Is that some kind of grudging acknowledg­ment that the government’s ‘vaccinatio­n + restrictio­ns’ strategy has worked? Is it that those who saw opportunit­y for advancemen­t (political or economic) have made the relevant bucks or have streamline­d their affairs for sustained enhancemen­t? Have they, should we dare say, been afflicted by some kind of shame for being self-seeking and pernicious in a time of crisis?

Months ago, there were ‘experts’ saying ‘this is the worst we’ve had.’ Even a child capable of comparing numbers could have concluded the same considerin­g say the number of people infected and the number of deaths. Months ago, there were ‘experts’ saying ‘we will see the beginning of the next wave soon.’ Soothsayer­s, is that what they are? All this, based on knowledge that’s little more than a speck of dust compared with the universe of informatio­n yet to be obtained regarding the virus, its mutations and spread.

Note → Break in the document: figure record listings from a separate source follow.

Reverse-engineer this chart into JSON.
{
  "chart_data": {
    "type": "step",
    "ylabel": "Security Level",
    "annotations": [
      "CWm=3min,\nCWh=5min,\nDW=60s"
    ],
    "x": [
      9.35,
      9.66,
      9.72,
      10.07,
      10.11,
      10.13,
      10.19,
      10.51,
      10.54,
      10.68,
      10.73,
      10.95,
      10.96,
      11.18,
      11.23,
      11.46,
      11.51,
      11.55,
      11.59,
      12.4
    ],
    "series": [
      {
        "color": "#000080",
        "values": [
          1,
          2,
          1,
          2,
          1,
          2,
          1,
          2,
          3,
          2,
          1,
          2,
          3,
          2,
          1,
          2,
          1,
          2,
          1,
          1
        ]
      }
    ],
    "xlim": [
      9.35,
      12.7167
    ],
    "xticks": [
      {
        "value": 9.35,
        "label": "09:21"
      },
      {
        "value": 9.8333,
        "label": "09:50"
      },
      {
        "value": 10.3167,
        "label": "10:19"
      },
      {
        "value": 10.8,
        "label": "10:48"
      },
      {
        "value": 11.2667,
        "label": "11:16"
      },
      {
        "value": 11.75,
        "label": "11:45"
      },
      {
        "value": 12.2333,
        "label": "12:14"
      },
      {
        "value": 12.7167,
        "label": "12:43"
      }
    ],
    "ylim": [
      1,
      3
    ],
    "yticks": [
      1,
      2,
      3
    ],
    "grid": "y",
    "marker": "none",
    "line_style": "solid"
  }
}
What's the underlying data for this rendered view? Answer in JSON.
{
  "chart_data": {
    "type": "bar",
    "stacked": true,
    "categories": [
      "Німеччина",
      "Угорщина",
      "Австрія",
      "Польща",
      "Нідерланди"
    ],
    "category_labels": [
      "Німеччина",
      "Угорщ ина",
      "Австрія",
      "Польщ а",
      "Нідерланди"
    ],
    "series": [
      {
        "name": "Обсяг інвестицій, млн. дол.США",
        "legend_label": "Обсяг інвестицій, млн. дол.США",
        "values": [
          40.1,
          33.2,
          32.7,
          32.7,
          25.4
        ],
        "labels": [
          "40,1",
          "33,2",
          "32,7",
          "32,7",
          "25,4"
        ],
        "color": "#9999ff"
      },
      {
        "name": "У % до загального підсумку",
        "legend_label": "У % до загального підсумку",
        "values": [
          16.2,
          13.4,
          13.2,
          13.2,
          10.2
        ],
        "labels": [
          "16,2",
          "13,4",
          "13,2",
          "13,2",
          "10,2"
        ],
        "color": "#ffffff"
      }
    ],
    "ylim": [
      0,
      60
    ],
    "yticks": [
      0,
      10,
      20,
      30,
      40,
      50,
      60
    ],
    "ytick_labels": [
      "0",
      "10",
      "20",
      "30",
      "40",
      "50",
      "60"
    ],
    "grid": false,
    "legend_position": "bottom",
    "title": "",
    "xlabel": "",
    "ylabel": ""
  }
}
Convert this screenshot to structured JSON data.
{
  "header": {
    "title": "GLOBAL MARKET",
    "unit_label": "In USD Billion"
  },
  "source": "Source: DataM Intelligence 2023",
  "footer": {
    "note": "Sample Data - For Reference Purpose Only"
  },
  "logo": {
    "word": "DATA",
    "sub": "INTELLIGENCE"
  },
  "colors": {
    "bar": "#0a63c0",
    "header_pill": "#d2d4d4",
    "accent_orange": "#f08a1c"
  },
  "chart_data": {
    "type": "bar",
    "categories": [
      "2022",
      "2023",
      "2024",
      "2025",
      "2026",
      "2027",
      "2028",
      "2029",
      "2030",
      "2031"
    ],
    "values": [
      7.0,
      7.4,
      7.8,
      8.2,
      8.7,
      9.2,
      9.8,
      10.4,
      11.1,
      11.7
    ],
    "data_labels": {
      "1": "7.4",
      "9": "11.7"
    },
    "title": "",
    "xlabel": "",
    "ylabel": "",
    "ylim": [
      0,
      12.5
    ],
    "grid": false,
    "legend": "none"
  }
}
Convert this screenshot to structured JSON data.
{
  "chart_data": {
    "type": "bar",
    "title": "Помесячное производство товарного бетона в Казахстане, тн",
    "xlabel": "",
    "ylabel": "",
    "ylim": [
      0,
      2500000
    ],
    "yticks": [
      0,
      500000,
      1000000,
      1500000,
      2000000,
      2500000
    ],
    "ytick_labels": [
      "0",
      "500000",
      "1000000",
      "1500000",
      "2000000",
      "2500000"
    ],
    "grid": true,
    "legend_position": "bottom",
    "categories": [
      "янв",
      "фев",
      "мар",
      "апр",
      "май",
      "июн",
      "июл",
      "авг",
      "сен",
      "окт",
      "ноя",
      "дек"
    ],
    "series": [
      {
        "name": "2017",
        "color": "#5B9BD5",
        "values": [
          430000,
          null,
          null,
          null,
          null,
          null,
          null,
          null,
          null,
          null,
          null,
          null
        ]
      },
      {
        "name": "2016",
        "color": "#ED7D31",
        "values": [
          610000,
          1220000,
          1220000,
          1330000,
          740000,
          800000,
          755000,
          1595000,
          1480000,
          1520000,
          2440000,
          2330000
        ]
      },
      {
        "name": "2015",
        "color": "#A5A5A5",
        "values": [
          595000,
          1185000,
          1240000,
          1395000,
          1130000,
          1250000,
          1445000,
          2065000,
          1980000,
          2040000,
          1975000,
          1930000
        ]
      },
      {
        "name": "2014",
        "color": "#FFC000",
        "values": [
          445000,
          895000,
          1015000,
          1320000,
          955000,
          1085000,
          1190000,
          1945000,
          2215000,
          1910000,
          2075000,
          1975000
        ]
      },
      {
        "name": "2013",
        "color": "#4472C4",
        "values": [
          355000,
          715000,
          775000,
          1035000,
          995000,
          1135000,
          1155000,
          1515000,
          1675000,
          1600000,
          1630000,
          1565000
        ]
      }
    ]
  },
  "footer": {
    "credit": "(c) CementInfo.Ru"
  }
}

Here is a repeat of a question posed a week ago: how does one account for the fact that the number of deaths (per week, per month) in 2021 has essentiall­y remained the same as the averages over the previous five years? Why won’t ‘experts’ check the details? Are they scared they might encounter some devil that might give them nightmares thereafter?

Politics. Economics. Political economy. These are frames that help us unmask those whose intentions are not as benevolent as they might want us to believe.